2024 | Prof. Dr. Ryan Gilmour "Next Generation Chiral Fluorine Groups for Molecular Design (ChiroFluor)" (Chemie)
Laufzeit
2024–2025
Abstract
Fluorinated motifs have enormous societal relevance due to their ubiquity across the pharmaceutical, agrochemical and materials science sectors. These essential structural components feature prominently in the World Health Organization’s (WHO) list of essential medicines, and contribute to global food supplies by optimising the performance of many key agrochemicals. Similarly, our reliance on (polyfluorinated) materials ranging from non-stick Teflon® through to smart materials underscores the versatility of fluorinated groups in functional small molecule design. The historic success of fluorinated groups in societally-important molecules, coupled with scarcity of organofluorine building blocks in nature, continues to create a powerful impetus to develop more efficient and sustainable methods to facilitate their construction. However, the environmental impact of perfluorinated materials has come under scrutiny due to the persistence of the materials in the environment. The recent proposal by the European Parliament to address the persistence of perfluoroalkyl and polyfluoroalkyl (PFAS-type molecules) in water supplies covers "any substance that contains at least one fully fluorinated methyl (CF3) or methylene (CF2) without any H, Cl, Br, or I attached to it." Fluorinated groups that simultaneously conform to new legislative guidance, no longer pose an environmental threat and open up new areas of space for discovery will be generated efficiently.
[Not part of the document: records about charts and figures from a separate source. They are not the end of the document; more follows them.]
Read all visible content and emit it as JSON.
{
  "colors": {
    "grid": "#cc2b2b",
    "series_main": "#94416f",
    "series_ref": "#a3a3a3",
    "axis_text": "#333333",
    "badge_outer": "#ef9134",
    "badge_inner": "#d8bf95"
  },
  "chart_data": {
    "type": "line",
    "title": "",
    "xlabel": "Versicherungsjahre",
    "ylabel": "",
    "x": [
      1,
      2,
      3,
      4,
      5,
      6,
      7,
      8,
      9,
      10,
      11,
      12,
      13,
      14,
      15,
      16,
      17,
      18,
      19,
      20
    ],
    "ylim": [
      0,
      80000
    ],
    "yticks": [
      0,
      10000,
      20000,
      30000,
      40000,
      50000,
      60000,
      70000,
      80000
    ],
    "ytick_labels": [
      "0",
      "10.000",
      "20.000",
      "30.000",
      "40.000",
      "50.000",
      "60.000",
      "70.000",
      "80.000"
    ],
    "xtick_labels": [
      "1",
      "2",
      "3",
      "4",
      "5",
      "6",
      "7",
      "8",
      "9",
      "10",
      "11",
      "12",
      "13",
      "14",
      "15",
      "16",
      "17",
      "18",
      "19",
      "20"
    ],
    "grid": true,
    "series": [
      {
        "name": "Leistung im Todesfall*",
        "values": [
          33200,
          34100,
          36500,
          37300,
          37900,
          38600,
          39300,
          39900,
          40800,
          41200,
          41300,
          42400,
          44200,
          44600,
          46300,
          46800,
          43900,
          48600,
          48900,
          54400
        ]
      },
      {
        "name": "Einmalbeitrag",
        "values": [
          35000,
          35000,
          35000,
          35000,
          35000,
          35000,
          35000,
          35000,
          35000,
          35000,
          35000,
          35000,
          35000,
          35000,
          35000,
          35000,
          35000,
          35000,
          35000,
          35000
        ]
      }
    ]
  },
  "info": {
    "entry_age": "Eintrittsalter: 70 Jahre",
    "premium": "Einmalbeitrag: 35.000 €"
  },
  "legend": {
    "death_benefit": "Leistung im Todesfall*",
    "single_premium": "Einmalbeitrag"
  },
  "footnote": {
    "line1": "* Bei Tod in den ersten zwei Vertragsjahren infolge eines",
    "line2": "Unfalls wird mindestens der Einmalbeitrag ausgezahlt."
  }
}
Through the intervention of ChiroFluor, unique structural entities such as the BITE group will be forged in both enantiomeric forms (handedness) to push chemical space beyond the existing boundaries. This project will simultaneously address a pressing environmental and legislative issue in a sustainable manner using an organocatalytic I(I)/I(III) platform based on data generated in ERC Consolidator RECON (818949), and validated with key industrial partners.